Celebrity culture has led to a “quick fix” mentality on the part of younger actors, Dench says. “They think a big part will change their life, without any back-up. Young actors go into a run and don’t do all the performances. That would have been unheard of at one time. I know I can sus- tain a run because of my training.”

All this rumbling anger may help to get rid of her kindly image — still more so if the rumours of her having a foul temper are true. “Of course I have a temper,” Dench scoffs. “Who hasn’t? And the older I get the more angry I get about things.
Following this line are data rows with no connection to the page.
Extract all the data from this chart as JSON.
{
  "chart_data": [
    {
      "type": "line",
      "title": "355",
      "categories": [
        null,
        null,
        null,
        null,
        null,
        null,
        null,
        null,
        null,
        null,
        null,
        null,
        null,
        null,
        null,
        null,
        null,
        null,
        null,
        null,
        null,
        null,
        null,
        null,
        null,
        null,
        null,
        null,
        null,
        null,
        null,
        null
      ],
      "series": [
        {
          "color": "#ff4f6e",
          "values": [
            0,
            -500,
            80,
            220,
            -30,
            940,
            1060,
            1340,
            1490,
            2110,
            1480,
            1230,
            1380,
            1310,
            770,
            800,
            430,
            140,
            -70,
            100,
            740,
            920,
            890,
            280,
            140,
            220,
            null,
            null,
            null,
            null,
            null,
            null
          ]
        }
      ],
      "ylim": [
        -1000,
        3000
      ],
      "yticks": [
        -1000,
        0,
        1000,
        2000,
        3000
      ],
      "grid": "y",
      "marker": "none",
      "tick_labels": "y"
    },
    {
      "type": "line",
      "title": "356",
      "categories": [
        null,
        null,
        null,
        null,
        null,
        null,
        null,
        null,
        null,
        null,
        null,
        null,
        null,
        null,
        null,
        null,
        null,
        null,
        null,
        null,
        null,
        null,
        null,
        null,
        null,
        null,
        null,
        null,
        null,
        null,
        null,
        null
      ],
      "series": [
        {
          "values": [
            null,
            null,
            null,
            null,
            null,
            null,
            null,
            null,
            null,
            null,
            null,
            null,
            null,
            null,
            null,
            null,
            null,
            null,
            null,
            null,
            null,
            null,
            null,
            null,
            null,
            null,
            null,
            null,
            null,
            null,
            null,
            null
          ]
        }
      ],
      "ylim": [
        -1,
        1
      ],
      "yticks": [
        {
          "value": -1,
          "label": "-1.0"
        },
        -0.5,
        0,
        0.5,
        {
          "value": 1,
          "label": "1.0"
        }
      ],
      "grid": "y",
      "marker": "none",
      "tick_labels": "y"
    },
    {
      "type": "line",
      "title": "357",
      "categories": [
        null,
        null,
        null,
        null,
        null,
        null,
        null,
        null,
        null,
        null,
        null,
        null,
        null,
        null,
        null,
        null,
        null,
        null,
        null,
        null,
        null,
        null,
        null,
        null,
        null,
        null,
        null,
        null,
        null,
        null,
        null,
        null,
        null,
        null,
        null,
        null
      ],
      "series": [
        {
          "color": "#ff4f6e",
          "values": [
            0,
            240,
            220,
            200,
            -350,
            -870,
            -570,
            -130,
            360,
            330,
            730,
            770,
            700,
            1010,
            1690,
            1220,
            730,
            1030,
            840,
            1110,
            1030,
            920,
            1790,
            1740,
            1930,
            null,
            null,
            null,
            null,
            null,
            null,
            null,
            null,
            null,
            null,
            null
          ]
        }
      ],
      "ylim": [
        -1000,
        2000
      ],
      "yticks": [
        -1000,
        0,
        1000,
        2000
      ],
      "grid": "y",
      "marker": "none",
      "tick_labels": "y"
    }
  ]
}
It’s not sudden anger, it smoulders and then if I really let it go on for a bit the shit hits the fan. I get very angry about general injustice. I get angry about the way people say ‘Tomorrow X will make a speech about X’. Just let them say it. I get furious about the whole business of not allowing conkers in school, and banning things because they are supposedly dangerous. I am riveted by the current Iraq inquiry, though angry already because I feel it will end with a report and nobody’s actually going to be arraigned for what happened.”

Would she like to see Bush or Blair in court? “I’d like the buck to stop somewhere and know where that buck stops.” A moment later she gives me the Dench glare over the prospect of Prime Minister Cameron. However, she is looking forward to making the next Bond movie the year after next. “They’re exciting. They give you street cred. Everything is so beautifully made. I get to say frightfully cool things and behave in an autocratic way and give Bond a hard time. What could be better?”

Her close friend Maggie Smith has just come through breast cancer and Dench also worries about illness. “You get up one morning and can’t walk across the room and you think: ‘Oh Christ, what’s packed up now?’ ” As for plastic surgery, “I’ve considered it, but I’m too old now. Every time I go to America I wonder if there is some process where it could all be sucked out and I could be out of there in time for dinner” — she pulls her barely wrinkled skin back on her face — “but I’m frightened it would all drop off under the anaesthetic.”

Dench says she is an optimist (“a glass half-full person”) and is naturally warm. Oh dear, the “national treasure” thing may have to stick, I say. She fixes me with a look almost as bad as the Dench glare: she is suddenly the crisp, haughty, commanding M. “Please stop using that phrase,” she says coldly. “And it is your mission to make sure everyone else does too.” I’ll accept the mission, though I’m not banking on its success.